The Biden administration has said it has no plans to send troops to Ukraine but has stressed the need to approve a stalled security aid bill that would ensure Ukrainian troops got the weapons they need to continue the war, now in its third year.

It did not immediately respond on Wednesday to a request for comment on Putin's remarks, but the White House has said in the past it has seen no sign that Russia is preparing to use nuclear weapons despite what it calls Putin's "nuclear saber-rattling".

Mykhailo Podolyak, a senior Ukrainian presidential official, told Reuters in a statement he viewed Putin's nuclear warning as propaganda designed to intimidate the West.

"Realising that things are going the wrong way, Putin continues to use classic nuclear rhetoric. With the old Soviet hope - 'be scared and retreat!'" said Podolyak, who said he believed such talk showed Putin was afraid of losing the war.

However, speaking at a press conference in Tokyo on Thursday, the chief of the UN nuclear watchdog, Rafael Grossi, downplayed the possibility of a nuclear war.

"I don't think we see, at the moment, conditions for the use of nuclear weapons, if we are referring to the war in Ukraine," said Grossi, who met Putin last week.

The Ukraine war has triggered the deepest crisis in Moscow's relations with the West since the 1962 Cuban Missile Crisis. Putin has often warned of the risks of nuclear war but says he has never felt the need to use nuclear weapons in Ukraine.

NUCLEAR DOCTRINE

In a U.S. election year, the West is grappling with how to support Kyiv against Russia, which now controls almost one-fifth of Ukrainian territory and is rearming much faster than the West and Ukraine.

Kyiv says it is defending itself against an imperial-style war of conquest designed to erase its national identity. Putin says he sent tens of thousands of troops into Ukraine in Feb. 2022 to bolster Russia's own security against a hostile West.

Putin reiterated the use of nuclear weapons was spelled out in the Kremlin's nuclear doctrine, which sets out the conditions under which it would use such a weapon: broadly a response to an attack using nuclear or other weapons of mass destruction, or the use of conventional weapons against Russia "when the very existence of the state is put under threat".

"Weapons exist in order to use them," Putin said.

Putin's nuclear warning came alongside another offer for talks on Ukraine as part of a new post-Cold War demarcation of European security. The U.S. says Putin is not ready for serious talks over Ukraine.

Reuters reported last month that Putin's suggestion of a ceasefire in Ukraine to freeze the war was rejected by the U.S. after contacts between intermediaries.

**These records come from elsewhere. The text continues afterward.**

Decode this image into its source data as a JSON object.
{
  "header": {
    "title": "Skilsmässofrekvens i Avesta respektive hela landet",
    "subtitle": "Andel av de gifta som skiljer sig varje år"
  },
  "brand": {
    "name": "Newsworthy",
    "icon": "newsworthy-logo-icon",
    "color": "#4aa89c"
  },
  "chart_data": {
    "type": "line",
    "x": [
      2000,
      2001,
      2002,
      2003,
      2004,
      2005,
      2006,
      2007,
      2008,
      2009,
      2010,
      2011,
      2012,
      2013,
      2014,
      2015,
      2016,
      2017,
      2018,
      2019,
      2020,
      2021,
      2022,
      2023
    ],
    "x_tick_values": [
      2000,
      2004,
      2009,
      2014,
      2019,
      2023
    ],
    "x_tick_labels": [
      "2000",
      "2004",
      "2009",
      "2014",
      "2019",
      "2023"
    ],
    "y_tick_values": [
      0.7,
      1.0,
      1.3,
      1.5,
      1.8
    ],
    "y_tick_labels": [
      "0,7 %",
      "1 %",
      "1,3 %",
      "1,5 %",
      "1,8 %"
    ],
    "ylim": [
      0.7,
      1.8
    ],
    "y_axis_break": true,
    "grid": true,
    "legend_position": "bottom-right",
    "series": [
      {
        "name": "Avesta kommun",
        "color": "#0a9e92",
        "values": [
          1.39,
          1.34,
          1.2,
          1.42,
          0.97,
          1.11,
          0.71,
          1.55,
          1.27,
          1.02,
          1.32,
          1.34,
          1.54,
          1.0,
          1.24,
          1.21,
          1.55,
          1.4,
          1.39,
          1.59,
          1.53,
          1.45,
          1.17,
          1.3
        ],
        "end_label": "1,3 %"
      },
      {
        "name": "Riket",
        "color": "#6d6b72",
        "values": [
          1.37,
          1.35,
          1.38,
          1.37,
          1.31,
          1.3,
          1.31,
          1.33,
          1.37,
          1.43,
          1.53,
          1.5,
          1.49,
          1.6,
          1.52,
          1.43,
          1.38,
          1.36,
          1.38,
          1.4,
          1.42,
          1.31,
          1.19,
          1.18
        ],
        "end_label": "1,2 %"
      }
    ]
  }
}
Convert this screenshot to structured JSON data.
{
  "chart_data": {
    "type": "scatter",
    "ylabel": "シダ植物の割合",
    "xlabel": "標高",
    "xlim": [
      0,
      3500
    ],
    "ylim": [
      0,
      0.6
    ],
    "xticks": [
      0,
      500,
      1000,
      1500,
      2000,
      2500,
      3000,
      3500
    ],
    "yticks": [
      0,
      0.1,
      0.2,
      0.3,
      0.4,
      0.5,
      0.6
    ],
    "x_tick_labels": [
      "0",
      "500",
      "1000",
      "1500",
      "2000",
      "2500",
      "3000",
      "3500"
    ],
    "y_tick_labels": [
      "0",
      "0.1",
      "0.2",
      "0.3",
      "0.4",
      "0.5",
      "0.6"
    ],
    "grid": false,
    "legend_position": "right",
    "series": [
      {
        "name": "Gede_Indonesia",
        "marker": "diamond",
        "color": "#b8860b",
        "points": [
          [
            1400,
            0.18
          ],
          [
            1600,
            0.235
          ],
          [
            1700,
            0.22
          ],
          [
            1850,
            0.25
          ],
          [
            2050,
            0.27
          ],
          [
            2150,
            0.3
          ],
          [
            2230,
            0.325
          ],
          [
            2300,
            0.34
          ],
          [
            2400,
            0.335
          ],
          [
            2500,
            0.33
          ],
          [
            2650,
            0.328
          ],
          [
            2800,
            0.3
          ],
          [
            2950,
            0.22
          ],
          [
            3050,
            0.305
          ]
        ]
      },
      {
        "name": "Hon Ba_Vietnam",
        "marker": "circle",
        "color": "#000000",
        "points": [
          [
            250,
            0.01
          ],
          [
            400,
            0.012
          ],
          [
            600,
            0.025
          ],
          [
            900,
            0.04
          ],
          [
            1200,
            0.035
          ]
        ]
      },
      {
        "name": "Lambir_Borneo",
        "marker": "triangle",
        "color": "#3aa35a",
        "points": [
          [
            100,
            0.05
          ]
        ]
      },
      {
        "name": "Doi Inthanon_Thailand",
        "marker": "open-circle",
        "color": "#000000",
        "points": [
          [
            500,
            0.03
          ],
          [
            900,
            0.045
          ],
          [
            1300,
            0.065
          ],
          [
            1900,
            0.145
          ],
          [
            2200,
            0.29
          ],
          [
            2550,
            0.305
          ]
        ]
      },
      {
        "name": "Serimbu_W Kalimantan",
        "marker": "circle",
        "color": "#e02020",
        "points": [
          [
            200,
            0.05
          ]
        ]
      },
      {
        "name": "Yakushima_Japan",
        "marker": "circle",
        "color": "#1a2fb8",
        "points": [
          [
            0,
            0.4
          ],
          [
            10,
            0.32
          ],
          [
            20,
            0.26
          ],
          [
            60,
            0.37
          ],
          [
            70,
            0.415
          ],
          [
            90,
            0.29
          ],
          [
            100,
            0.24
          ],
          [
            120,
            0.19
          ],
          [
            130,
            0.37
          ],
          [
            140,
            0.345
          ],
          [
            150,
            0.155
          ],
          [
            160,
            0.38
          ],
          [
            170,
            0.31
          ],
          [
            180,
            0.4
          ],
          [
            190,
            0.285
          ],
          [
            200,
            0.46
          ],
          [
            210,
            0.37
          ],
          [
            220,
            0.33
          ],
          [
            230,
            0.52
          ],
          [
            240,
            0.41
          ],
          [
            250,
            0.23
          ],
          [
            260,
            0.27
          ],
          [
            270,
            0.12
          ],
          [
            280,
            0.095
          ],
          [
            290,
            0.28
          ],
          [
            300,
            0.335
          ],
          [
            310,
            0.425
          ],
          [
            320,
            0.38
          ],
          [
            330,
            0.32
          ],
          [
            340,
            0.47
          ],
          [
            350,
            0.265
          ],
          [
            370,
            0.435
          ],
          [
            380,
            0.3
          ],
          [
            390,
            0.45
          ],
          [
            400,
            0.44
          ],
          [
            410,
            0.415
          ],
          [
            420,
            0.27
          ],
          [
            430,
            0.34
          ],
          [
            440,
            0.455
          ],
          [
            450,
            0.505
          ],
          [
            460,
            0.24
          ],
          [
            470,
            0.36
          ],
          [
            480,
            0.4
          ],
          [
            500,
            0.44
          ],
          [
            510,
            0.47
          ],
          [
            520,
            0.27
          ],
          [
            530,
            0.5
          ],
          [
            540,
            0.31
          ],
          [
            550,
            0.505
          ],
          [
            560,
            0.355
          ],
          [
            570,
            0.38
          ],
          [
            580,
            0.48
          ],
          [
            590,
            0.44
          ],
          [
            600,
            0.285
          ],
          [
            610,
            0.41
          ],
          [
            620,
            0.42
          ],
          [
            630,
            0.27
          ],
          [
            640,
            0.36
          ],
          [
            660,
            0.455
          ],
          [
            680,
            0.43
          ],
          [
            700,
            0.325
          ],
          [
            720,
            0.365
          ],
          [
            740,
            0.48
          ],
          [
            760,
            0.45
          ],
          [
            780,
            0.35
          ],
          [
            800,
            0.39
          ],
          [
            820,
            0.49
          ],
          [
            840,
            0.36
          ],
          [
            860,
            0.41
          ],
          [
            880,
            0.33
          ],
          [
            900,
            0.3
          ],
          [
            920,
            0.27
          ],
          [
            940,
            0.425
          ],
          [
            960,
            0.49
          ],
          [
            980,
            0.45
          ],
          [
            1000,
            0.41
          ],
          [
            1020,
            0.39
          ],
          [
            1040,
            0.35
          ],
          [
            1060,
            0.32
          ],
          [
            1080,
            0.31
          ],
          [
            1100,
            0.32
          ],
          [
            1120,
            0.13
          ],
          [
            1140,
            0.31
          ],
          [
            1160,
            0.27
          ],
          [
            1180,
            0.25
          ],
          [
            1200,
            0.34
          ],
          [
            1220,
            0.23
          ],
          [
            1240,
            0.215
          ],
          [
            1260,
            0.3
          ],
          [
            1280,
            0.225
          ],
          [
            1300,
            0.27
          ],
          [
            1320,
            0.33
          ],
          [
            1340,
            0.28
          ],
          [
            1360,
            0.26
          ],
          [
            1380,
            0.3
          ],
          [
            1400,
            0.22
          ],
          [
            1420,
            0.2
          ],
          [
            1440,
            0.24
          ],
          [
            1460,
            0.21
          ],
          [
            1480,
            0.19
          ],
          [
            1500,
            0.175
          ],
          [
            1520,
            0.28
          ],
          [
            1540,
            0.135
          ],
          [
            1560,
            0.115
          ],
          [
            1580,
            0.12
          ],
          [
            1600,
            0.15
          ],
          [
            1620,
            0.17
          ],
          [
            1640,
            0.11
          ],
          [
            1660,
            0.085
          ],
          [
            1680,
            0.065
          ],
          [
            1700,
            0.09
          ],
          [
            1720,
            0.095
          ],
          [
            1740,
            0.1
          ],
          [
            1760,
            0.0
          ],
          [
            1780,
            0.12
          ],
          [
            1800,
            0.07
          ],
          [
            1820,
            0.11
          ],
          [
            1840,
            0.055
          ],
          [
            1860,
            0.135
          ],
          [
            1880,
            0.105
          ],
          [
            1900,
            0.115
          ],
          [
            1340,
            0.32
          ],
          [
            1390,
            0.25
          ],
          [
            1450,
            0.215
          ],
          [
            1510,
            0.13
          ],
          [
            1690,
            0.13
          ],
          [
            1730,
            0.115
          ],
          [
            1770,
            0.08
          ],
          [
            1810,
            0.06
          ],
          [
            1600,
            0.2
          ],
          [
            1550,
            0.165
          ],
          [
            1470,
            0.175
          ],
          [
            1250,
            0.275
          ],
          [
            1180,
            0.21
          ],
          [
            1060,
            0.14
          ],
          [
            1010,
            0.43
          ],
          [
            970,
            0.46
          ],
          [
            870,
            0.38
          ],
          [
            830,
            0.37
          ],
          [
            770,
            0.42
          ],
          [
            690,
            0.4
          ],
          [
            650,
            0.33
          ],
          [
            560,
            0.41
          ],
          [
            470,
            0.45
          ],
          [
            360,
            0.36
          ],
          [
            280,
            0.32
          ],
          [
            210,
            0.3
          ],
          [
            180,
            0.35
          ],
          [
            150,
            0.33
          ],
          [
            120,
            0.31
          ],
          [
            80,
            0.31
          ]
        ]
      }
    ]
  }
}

U.S. Central Intelligence Agency Director William Burns said this week that, without more Western support, Ukraine would lose more territory to Russia which would embolden Chinese President Xi Jinping.

Burns, a former U.S. ambassador to Russia, told the Senate Intelligence Committee it was in U.S. interests to help Kyiv get into a stronger position before talks.

Putin said Russia would need written security guarantees in the event of any settlement.

"I don't trust anyone, but we need guarantees, and guarantees must be spelled out, they must be such that we would be satisfied," Putin said.